Também o lado maroto e brincalhão se manifestou desde cedo: "Lembro-me de ter sido apanhado no quarto da minha irmã com a vizinha do terceiro andar. Eu tinha cinco anos e ela tinha três ou quatro. E o meu avô dizia que entrou e nós estávamos em cima um do outro. Não sei o que era... (risos) É a tal apetência sexual, que acho que se tem desde bebé. A apetência, o prazer, o toque e a visualização... Lembro-me de ver as raparigas mais velhas, quando tinha 11/12 anos, e de sentir uma atração muito forte, sempre me senti muito atraído por mulheres."

Foi, precisamente, nessa altura que o músico sofreu um enorme desgosto: "Comecei a namorar com uma rapariga que, infelizmente, passados três anos, morreu com leucemia. Foi o meu grande abanão, aos 15 anos. Cresci, assim, de repente. É, sempre, difícil, com 15 anos, perder-se uma pessoa de quem se gosta muito. Foi muito difícil lidar com isso. Durante um ano, andei um bocado a 'bater mal'."

Para trás, ficou, também, alguma rebeldia e teimosia, como contou Toy: "Sempre quis ser um homem, ser mais velho, adulto, independente, e, às vezes, são essas coisas que nos fazem tomar atitudes de rebeldia pura e muita teimosia. [...] A minha mãe batia-me, dia sim, dia sim, mas não era com força (risos), era como sacudir as moscas.

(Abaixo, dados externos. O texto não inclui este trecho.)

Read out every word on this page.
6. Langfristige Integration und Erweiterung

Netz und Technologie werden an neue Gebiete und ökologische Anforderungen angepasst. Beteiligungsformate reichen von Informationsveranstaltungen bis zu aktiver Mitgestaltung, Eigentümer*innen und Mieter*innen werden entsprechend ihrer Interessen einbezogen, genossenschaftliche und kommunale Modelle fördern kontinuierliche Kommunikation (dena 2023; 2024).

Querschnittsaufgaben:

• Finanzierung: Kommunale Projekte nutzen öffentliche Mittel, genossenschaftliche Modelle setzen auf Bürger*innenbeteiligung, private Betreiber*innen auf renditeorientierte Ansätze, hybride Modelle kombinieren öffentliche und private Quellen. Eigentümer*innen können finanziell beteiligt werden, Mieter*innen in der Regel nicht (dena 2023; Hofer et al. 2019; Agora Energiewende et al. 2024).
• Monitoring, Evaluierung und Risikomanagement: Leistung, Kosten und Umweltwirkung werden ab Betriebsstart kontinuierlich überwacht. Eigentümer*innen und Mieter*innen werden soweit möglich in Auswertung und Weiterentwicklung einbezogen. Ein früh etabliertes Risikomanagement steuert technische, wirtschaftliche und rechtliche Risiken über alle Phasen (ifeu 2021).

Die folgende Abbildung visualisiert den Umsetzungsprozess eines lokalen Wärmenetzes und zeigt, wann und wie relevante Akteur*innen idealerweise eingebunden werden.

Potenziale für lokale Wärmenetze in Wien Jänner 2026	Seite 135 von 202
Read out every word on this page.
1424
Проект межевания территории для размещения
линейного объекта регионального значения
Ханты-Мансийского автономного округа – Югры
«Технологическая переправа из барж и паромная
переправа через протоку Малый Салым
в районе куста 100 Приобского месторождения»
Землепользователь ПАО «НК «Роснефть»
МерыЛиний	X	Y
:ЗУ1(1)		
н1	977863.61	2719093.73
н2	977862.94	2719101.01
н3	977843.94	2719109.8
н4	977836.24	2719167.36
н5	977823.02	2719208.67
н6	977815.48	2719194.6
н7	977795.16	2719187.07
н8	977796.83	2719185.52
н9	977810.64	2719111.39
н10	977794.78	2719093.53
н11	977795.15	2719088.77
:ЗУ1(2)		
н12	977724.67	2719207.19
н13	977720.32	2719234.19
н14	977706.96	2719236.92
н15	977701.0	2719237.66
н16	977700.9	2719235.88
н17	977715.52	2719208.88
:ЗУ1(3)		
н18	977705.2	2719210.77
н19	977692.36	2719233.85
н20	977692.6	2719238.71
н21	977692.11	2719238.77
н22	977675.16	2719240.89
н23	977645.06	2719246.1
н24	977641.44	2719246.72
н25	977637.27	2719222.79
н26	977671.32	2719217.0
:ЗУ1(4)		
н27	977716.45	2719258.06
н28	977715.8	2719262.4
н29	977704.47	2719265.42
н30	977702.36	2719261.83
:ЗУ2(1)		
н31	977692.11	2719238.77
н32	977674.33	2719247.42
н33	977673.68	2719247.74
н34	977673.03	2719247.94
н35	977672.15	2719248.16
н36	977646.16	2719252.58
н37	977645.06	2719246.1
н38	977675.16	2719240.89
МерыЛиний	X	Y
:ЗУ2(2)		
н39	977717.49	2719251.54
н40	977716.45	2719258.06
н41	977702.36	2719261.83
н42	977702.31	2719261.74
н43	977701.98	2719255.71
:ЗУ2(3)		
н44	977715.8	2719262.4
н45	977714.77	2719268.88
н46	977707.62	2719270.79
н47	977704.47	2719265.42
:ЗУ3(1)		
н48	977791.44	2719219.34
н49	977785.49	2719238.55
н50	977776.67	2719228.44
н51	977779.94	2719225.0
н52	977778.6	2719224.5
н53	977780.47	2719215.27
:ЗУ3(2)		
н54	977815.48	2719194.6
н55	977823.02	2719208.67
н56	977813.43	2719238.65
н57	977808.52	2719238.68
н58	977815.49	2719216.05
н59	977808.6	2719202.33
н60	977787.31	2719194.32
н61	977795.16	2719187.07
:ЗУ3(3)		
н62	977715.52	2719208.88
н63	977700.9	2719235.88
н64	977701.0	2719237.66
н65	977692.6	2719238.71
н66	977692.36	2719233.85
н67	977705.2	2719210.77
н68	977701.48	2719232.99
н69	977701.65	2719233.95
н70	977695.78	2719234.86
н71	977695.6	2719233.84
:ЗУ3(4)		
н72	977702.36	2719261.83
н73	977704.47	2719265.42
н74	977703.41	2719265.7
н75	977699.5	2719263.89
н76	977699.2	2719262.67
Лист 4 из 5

Não estou a dizer que é a forma mais correta de educar. Eu considero que não, acho que toquei uma vez no meu filho e uma vez na minha filha, porque tinha que ser e porque vinha de uma educação [rigorosa]… mas, hoje, era incapaz. Claro que as coisas mudam, as pessoas mudam..."

Da infância, recordou, ainda, o facto de ser o mais novo de três irmãos: "Tinha um irmão do primeiro casamento do meu pai, mas a ligação não foi a mesma que tive com a minha irmã. A minha irmã é que sofreu muito comigo (risos), porque ela queria estudar e eu tocava bateria… Eu era mauzinho. 'Enforcava' as bonecas da minha irmã no varão da banheira... Uma vez, ela chegou ao quarto e eu tinha recriado uma orgia, com as bonecas em cima dos bonecos…"

Ter assistido ao casamento dos pais é outra das grandes memórias do músico.

"O meu pai casou com a mãe do meu irmão, mas o casamento durou muito pouco tempo, porque ele veio para Lisboa, para a tropa, e, depois, já não voltou para casa ou, quando voltou, aquilo já não 'bateu certo'. Mas não havia divórcio. Antes do 25 de abril, não havia divórcio, nem pela Igreja (que, ainda, não há, não percebo porquê), nem pelo registo. Entretanto, o meu pai conheceu a minha mãe e apaixonaram-se, então, a minha mãe era amante do meu pai. Depois, casaram quando eu tinha 13 anos. Foi muito giro (risos), cantei no casamento dos meus pais! O meu pai divorciou-se, finalmente, após o 25 de abril - uma das boas coisas que o 25 de abril trouxe, entre muitas, foi as pessoas terem essa liberdade, também, de não terem de levar com a mesma pessoa a vida inteira", frisou.

Foi quando Toy tinha 17 anos que se deu a grande reviravolta na vida do cantor, que casou e foi viver para a Alemanha, onde esteve oito anos.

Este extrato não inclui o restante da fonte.